What’s going on with consumer electronics?
To start off, let’s take a look at what’s going on in the world of consumer electronics, which make up a huge chunk of the products where usability and user experience are so important.
There are a couple of very easily identifiable trends in the evolution of consumer electronics.
- They are becoming digital and thus “form-free”.
Think of the size of the housing of an old-school television, which was greatly limited by the volume required to properly use a cathode-ray tube. Compare it now to modern LED screen TV’s, which can be very thin no matter how big you want them.
- They offer more and more functionality.

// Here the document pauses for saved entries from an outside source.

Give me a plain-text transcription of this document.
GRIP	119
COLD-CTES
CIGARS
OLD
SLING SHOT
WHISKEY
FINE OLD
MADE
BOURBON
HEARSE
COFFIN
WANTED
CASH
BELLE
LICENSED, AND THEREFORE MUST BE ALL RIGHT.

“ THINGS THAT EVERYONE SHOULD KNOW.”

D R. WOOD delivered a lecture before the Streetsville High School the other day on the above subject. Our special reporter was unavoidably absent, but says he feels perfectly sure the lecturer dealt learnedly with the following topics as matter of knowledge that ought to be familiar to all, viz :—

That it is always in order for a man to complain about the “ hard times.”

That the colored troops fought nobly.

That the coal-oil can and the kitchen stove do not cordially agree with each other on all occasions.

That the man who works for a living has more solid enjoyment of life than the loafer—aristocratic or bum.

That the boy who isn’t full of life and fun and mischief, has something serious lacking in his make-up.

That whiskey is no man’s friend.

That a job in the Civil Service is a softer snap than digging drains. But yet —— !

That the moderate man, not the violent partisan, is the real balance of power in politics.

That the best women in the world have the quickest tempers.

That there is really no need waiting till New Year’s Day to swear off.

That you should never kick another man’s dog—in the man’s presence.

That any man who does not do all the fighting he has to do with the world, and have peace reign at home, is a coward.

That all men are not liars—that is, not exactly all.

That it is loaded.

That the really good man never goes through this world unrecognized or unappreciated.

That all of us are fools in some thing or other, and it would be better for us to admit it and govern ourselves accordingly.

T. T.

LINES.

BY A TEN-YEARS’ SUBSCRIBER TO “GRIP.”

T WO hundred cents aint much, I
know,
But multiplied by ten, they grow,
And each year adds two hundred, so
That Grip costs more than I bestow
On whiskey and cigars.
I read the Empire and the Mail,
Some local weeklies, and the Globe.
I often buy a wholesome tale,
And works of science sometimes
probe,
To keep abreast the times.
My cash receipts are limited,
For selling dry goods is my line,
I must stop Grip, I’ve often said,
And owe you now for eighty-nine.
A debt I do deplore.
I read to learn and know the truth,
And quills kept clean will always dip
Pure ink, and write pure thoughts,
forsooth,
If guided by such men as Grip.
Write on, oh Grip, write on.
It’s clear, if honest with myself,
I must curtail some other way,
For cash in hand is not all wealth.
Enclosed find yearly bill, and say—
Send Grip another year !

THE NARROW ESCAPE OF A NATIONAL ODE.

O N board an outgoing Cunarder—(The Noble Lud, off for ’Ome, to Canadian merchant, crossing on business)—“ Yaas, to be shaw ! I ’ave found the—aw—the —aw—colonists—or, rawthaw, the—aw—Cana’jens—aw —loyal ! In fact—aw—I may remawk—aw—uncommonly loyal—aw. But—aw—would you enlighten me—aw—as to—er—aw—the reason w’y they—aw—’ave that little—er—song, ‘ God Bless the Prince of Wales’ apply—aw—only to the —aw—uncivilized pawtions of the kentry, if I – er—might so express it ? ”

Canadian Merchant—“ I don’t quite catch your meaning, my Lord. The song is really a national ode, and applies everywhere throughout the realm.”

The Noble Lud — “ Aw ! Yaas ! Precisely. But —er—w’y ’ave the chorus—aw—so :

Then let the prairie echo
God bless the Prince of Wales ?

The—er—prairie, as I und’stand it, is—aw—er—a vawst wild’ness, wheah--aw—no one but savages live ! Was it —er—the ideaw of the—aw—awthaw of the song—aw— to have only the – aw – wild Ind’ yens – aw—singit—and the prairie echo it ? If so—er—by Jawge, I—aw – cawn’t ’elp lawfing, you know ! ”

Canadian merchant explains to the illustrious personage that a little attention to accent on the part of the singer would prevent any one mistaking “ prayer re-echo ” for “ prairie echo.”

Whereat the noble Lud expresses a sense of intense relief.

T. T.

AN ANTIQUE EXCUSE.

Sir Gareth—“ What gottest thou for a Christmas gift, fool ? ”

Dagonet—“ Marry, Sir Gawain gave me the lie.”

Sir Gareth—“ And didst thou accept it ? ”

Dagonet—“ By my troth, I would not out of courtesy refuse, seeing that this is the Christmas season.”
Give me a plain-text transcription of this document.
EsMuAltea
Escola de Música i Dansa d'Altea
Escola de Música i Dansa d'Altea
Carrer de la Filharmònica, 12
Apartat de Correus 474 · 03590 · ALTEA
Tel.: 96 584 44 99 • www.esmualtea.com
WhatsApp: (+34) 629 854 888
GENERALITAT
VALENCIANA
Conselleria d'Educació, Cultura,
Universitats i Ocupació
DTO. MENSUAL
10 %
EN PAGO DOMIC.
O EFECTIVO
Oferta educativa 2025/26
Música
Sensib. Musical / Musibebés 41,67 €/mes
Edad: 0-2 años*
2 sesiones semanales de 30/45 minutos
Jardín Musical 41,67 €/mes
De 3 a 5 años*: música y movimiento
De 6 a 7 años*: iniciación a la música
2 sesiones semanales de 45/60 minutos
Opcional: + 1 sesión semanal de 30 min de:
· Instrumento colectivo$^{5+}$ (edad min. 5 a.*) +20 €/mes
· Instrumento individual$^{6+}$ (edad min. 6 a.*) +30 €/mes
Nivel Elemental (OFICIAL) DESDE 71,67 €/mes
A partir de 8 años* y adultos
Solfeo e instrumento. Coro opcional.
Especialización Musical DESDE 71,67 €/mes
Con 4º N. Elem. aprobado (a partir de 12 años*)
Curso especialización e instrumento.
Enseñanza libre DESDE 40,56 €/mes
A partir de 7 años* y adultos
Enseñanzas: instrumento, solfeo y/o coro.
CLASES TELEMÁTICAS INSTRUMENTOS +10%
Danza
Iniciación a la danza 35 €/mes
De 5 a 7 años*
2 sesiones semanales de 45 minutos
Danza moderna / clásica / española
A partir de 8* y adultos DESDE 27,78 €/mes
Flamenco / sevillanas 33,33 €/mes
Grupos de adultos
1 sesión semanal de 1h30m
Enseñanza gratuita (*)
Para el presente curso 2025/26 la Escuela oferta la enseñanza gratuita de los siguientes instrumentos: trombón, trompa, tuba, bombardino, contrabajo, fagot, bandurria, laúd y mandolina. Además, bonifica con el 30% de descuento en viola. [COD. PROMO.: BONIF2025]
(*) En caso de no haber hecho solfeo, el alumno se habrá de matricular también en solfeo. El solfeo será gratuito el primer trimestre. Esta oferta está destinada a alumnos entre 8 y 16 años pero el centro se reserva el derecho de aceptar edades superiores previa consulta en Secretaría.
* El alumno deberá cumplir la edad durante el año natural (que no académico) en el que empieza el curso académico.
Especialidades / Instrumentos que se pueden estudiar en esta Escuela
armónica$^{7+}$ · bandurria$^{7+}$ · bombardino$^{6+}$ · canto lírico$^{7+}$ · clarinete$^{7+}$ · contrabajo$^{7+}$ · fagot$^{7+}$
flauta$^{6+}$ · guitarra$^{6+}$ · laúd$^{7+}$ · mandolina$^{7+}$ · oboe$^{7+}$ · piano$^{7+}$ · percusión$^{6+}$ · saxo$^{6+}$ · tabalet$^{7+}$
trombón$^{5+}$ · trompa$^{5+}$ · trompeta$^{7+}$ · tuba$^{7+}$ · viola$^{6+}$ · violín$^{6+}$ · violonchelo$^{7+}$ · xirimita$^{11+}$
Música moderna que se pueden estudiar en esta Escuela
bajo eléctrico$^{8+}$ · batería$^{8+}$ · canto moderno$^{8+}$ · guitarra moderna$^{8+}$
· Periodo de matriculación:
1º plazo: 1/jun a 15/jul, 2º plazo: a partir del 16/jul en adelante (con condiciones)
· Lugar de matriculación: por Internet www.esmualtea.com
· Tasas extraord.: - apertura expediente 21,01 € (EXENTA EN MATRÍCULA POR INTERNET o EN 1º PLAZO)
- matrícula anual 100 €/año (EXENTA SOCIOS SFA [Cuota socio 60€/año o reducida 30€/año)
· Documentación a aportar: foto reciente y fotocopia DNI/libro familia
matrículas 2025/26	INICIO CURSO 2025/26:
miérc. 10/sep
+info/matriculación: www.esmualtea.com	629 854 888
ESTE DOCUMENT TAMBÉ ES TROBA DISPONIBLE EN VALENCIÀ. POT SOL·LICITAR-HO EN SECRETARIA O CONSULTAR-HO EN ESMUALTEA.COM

A mobile phone for example, is no longer just a phone. It’s a camera, a photo album, an agenda, a contact book, a gateway to the internet, a gaming console, a word processor… and this “appification” of devices is just getting started.
- They are networked.
A product is no longer just the physical product. It is part of a network of systems and services that work as part of a symbiotic environment. Your iPod communicates with your PC to load music, can talk to LastFM which recommends new music and can stream your tunes to a set of wireless speakers.
This all has as an effect on how we perceive and use products. “Guessability” (our ability to guess how a product works) is a much harder challenge now that form does not necessarily follows function (an LP and a record player were bound to each other by their matching forms, but this is not the case anymore with a digital music player). And all of this has of course an effect on the usability of our products.
But what is usability?
Usability is a measurement of how well a system allows us to interact with it and achieve our goals. It focuses on users, systems, environments and tasks (Shackel, 1984).
Usability not only deals with how easy to use a product is, but also whether or not a user manages to do with the product what he wanted to and how the product allows him to do these things within the specific environment and circumstances in which he finds himself in.
As an example, think about this: Which is more usable, a book or an e-reader?
If we only consider the ease of use, the book will most likely be seen as the better product, in the sense that it is much easier to guess how it works. But if the scenario was a person wanting to go on vacation and taking a lot of reading material with him, and if we take the whole scope of usability into account, meaning the goals of the user, the environment and how easy to use it is, an e-reader could be much more usable in the sense that it can carry much more information in a compact and more portable device (of course, so long as the interaction design of the device is also optimized for ease of use).
And how is this different from User Experience?
Usability is NOT to be confused with User Experience. While usability deals with how we interact with a product, user experience deals with how we FEEL about this interaction. It is an (emotional) assessment of how we perceive a product and our interaction with it, whether we are satisfied and happy or frustrated and disillusioned.
So how are these two important for my product and my business?
Usability is important if you want to ensure developing a good quality product (at least in terms of interaction), and it directly affects how your users feel about your product (the user experience), both of which should be part of the goal of every self-respecting designer.
But beyond our personal goal of developing a good product, usability and user experience play a key role on how well our products do on the market and it can have a tremendous business impact for the whole organization.
Bad usability can cost you money. As a result of bad usability, a business can get an increased amount of helpdesk calls (money) and a higher product return rate (more money). But even worse, as a result of the impact bad usability has on user experience (a frustrated user), it can have an even bigger effect on your business in the form of diminished repurchase intent (a dissatisfied customer will not come back) and brand damage (people talking bad about your product to other people).
Better usability then, does NOT increase purchase intent, but it DOES play an important role on the user experience, which can affect whether people buy your products again and whether they will recommend them to other potential customers.